30-километровая зона Чернобыля - оставшаяся жизнь.
Есть, никуда не денешься, в жизни каждого журналиста парочка эпизодов, о которых хотелось бы поскорее забыть да вычеркнуть навсегда из стыдливой памяти. Не получается и уже не получится. У меня это первый репортаж из Чернобыля. В мае с моей совестью не совладать, ух, как гложет...
- Александр Николаевич, а что в Чернобыле самое страшное? - расхрабрившись от невиданного в ту пору демократизма и набухнув от оказанного партией доверия, спросил я секретаря ЦК КПСС Яковлева в праздничный день 1 Мая 1986-го.
Идеолог перестройки излучал доброту во время беседы с восемью журналистами из центральных газет. Высочайшим решением Политбюро посылались мы в тот же светлый день для освещения пока не понятых для страны событий в районе Чернобыльской атомной электростанции. Яковлев, наверняка в отличие от нас, несмышленышей, знавший на пятый день катастрофы уже многое, гневно нахмурил мохнатые брови. Конечно же, проклятые мародеры, выносящие из временно, ну, на недельку оставленных домов в рабочем городе Припяти чайники, стулья, а иногда, вот подлецы, даже пылесосы.
2-го днем мы были уже на границе зоны. Все было один к одному, прямо как рассказывал в своем кабинете Александр Николаевич. Рядом с формально запретным для въезда пространством кипела и бурлила жизнь. Будто взбесившийся атом понимал, как дрессированный: 30-километровую зону не переходить!
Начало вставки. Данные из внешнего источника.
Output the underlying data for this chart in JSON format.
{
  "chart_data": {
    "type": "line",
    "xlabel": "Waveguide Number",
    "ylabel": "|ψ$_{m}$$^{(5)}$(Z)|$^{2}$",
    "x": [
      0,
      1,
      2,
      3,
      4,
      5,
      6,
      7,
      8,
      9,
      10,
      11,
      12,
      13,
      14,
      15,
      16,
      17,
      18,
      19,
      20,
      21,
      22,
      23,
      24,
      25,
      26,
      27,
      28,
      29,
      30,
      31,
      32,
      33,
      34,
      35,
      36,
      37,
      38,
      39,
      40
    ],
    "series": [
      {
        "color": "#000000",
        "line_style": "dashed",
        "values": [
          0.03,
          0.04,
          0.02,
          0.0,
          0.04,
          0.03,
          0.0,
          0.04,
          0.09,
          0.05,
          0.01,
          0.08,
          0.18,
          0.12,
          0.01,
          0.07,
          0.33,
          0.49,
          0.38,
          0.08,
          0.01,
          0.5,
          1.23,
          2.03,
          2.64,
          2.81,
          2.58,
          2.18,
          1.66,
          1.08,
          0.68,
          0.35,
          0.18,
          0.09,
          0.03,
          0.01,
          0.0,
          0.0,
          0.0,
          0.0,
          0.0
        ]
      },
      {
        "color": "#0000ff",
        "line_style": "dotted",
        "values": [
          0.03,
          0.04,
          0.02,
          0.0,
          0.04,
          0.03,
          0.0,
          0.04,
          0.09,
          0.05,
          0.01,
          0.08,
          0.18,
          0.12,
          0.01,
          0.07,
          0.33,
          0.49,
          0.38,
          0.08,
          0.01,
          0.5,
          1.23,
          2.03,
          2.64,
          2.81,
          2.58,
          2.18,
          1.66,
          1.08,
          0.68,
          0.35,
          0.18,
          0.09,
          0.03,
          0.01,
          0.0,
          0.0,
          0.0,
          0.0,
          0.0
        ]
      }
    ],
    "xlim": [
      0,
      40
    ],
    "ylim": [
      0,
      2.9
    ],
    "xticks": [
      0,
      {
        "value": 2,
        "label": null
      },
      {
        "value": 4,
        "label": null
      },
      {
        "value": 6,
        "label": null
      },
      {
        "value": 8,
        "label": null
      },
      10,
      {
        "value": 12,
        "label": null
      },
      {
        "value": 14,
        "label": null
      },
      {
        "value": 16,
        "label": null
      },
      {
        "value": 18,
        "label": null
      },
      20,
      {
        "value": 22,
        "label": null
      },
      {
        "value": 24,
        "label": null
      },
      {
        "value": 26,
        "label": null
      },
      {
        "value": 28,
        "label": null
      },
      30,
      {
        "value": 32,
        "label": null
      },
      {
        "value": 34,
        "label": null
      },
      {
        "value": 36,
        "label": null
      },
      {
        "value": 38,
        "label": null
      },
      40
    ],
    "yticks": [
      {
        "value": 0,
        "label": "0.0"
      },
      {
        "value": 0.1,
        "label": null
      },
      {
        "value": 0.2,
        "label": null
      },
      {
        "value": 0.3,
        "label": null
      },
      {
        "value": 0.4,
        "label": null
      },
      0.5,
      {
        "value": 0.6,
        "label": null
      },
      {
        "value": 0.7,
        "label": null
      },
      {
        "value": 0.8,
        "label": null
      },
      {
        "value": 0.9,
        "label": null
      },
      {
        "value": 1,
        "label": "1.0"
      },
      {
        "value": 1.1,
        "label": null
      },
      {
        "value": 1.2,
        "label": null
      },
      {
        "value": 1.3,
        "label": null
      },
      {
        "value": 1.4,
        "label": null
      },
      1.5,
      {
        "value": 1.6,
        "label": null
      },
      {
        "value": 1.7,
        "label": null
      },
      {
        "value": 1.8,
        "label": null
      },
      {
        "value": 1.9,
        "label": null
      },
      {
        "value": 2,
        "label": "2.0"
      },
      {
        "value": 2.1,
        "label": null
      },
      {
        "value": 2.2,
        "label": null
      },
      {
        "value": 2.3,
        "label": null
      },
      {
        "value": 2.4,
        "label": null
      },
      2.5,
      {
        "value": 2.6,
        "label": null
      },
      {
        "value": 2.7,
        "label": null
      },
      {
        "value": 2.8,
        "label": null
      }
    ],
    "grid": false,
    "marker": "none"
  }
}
Сняв галифе, прямо в синих инкубаторских трусах по колено, лихо гоняли мяч под лучами яркого в тот год солнца, молодые солдатики. Рядом монотонно бороздила открытое всем ветрам поле парочка, быр-быр-быр, ведомая упорными хлопчиками-трактористами.
И я написал как бы и добровольно оду силе духа, смелости, естественно, заклеймив по ходу и проклятых мародеров. Слепая вера и невежественная неосведомленность водили пером. Правда, мое прозрение наступило, нехорошо писать, но благодаря Чернобылю, довольно быстро. И уж заказанный победный репортаж на 9-е о Международной велогонке мира, собирающей рентгены по раскаленным киевским улицам, написан не был.
За героизм платили жизнью
Потому что нескончаемый людской поток все тек и тек из зоны. Женщины, плача, прижимали неулыбающихся детей. Мужчины несли свой легкий скарб хмуро. Некоторые гнали живность. Картинка напоминала правдивые фильмы об эвакуации из той же Киевской области перед оккупацией ее фашистами. Это потом нам рассказали: в те первые дни майских праздников из зоны довольно организованно вывезли и вывели людей совсем не меньше, чем в Отечественную.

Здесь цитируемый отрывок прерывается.